Growth in ’14 corporate earnings seen slowing

COL Financial cites flattening of banks’ earnings
/ 09:23 PM August 11, 2013

Col Financial, the country’s leading online stock brokerage, sees corporate earnings growth slowing to a lackluster 5.9 percent next year from this year’s 12 percent due to the likely flattening of banks’ earnings after posting extraordinary trading gains this year.

While the general economic outlook of the Philippines is quite positive, COL head of research April Lee-Tan said 2014 earnings would likely be lackluster as some sectors and large-cap companies encounter challenges.


The Philippines is less vulnerable compared to other emerging Asian economies but remains vulnerable to “contagion” risk as fund managers put the country in the same basket as Thailand and Indonesia.

In the short-term, Tan thus expects local equities to suffer from a weaker peso, rising interest rates and volatile financial markets.


“To combat these risks, investors should adopt a selective approach in buying stocks,” Tan said.

The 5.9-percent growth in earnings per share (EPS) projected by COL for 2014 represents the average expansion for companies included in the main-share Philippine Stock Exchange index (PSEi).
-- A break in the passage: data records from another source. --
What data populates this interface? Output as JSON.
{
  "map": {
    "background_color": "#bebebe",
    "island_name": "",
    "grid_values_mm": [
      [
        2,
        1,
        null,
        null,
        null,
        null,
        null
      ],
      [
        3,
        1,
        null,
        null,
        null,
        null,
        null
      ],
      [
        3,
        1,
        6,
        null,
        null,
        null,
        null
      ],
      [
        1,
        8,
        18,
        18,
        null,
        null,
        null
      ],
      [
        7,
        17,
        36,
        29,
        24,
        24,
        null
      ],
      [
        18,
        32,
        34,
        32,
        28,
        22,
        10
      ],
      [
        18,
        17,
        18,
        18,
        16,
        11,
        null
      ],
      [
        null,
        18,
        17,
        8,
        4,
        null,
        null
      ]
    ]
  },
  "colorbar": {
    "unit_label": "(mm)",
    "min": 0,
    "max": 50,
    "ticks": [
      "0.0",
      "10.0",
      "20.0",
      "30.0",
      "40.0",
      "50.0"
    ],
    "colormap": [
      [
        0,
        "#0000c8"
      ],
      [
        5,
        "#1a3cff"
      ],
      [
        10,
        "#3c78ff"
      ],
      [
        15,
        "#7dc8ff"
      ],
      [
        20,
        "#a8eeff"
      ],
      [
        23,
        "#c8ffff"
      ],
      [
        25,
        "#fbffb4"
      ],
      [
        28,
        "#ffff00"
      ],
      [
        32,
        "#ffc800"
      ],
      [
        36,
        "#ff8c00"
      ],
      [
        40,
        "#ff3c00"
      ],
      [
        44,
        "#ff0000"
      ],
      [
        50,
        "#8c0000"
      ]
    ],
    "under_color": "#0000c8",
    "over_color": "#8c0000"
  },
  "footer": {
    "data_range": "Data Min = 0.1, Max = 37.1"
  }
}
Consumer and property sectors are expected by COL to deliver double-digit EPS growth rates in 2014 at 15.6 percent and 13.7 percent, respectively. Conglomerates’ earnings are projected to grow by 7.9 percent while power and telecommunication sectors are seen to improve earnings by 3.5 percent and 2.6 percent, respectively.

COL’s top stock picks are: construction firm EEI Corp., retailer Puregold Price Club Inc., conglomerates Ayala Corp. and Alliance Global Group Inc., property developers Megaworld Corp. and Robinsons Land Corp., telecom giant Philippine Long Distance Telephone Co. and D&L Industries, a food ingredient and specialty plastic additive manufacturer.

The brokerage removed banks from its model portfolio due to the increasing likelihood that these stocks could underperform the market in the short-term as their non-interest income and trading portfolios are seen vulnerable to rising interest rates.

COL expects the favorable macroeconomic fundamentals and a cash-awash financial system to keep local stocks buoyant, allowing the PSEi to end this year at 7,250 to as high as 7,500.

By the middle of next year, the index is seen trading at new highs between 7,450 and 7,700.


“We’re still bullish on Philippine equities even with less liquidity,” said Tan, citing a favorable and more sustainable economic growth trajectory and lower vulnerability to global risks.

At the same time, she said the restriction on special deposit accounts (SDAs) at the central bank will free up a lot of liquidity.

“We expect some of them to go to the stock market and this will help mitigate impact of foreign fund (out)flows given the very positive picture of the Philippines,” she said.

The low end of COL’s PSEi forecast range (7,250 for this year and 7,450 for mid-2014) is the “bear” case scenario which assumes an increase in 10-year local Treasury bond yields to 4.5 percent. The “base” case assumes that 10-year T-bond rate will be capped at 4 percent.